2009-02-17

VNC Built-in Backdoor - Part #2

In continuation of my previous post about this issue with VNC and direct access to a vm through the service console.

In my original findings, I stated that this was possible with both ESX3i and ESX 3.5.

I opened a SR with VMware on this issue. Together we have been trying backward and forward to troubleshoot the issue and try and re-create the scenario on ESX 3.5 hosts. Now we came across the fact that it was not consistent, some hosts would allow direct VNC access and others would not.

Thanks to lots of help from Edward I have managed to to find why it was not consistent.

On the hosts that would allow VNC into a guest VM - if you would run the command
iptables -L -n | wc -l

output would be 8

On the hosts that would not allow VNC into a guest VM - if you would run the command
iptables -L -n | wc -l
output would be a higher number (78, 120...)

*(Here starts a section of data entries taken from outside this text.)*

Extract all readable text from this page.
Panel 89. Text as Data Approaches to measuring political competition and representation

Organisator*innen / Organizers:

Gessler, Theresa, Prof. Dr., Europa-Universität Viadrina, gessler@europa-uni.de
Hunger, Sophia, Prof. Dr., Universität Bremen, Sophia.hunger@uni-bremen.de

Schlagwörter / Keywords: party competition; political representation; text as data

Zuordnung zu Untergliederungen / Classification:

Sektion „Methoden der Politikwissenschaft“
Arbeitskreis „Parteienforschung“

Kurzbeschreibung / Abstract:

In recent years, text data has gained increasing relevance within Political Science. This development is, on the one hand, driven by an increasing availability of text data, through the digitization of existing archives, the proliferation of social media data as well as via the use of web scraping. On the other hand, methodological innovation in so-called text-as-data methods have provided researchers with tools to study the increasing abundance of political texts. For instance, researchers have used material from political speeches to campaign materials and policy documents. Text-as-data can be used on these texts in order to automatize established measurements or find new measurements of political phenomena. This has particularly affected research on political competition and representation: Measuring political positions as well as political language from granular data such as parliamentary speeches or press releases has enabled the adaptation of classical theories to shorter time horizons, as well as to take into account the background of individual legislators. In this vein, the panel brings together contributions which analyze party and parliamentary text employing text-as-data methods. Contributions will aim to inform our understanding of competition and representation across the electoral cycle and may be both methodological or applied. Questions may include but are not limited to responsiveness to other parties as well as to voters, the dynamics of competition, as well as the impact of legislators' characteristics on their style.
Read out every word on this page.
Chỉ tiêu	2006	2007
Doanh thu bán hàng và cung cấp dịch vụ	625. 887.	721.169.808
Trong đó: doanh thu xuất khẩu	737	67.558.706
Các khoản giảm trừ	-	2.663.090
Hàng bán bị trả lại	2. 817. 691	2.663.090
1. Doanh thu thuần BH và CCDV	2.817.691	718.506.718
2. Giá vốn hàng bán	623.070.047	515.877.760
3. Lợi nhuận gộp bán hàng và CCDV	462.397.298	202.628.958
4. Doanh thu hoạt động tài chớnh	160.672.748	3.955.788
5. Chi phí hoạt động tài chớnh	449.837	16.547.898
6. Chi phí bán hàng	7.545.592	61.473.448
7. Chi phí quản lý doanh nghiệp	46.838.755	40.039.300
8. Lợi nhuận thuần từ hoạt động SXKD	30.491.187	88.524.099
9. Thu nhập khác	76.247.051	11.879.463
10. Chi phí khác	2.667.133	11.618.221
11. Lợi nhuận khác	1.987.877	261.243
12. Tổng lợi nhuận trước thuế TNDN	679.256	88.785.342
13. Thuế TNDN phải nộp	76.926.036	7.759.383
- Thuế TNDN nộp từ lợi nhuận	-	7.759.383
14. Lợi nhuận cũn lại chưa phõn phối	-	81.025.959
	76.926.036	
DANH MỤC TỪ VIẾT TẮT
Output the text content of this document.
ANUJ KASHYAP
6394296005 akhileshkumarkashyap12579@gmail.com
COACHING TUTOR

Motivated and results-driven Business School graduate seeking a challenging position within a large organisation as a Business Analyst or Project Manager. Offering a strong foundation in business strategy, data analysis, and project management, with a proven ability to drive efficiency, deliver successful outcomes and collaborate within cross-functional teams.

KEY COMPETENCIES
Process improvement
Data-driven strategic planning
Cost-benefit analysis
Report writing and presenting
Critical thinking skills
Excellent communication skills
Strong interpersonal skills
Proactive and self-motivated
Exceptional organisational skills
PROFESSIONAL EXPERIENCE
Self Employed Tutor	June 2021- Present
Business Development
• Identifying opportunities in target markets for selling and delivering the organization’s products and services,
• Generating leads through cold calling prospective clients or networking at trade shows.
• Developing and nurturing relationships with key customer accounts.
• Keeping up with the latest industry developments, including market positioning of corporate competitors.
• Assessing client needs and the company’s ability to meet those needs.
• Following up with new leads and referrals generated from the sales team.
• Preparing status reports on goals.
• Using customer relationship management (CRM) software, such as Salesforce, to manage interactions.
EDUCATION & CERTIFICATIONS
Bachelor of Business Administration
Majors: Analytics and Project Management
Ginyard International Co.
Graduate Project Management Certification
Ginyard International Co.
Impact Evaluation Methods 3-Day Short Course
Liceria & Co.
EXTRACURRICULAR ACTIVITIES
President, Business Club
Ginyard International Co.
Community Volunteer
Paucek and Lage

Now as Edward pointed out to me the first case where the output was 8 meant that iptables was disabled on the ESX host, and therefore it would allow the VNC in by default. On a host that had the firewall enabled properly VNC connection to the VM was not possible.

A quick
esxcfg-firewall -r
reset the firewall on the problematic hosts and VNC "backdoor" was closed.


2 things to note.

  1. This "Backdoor" still works on ESX3i - firewall configuration is minimal at best, more like non-existent.

  2. Even though the traffic traveling through the port that was opened up by the changes in the VMX file was not forwarded to the VM, the port was still opened on the ESX 3.5 and ESX3i hosts as soon as the VM was powered on.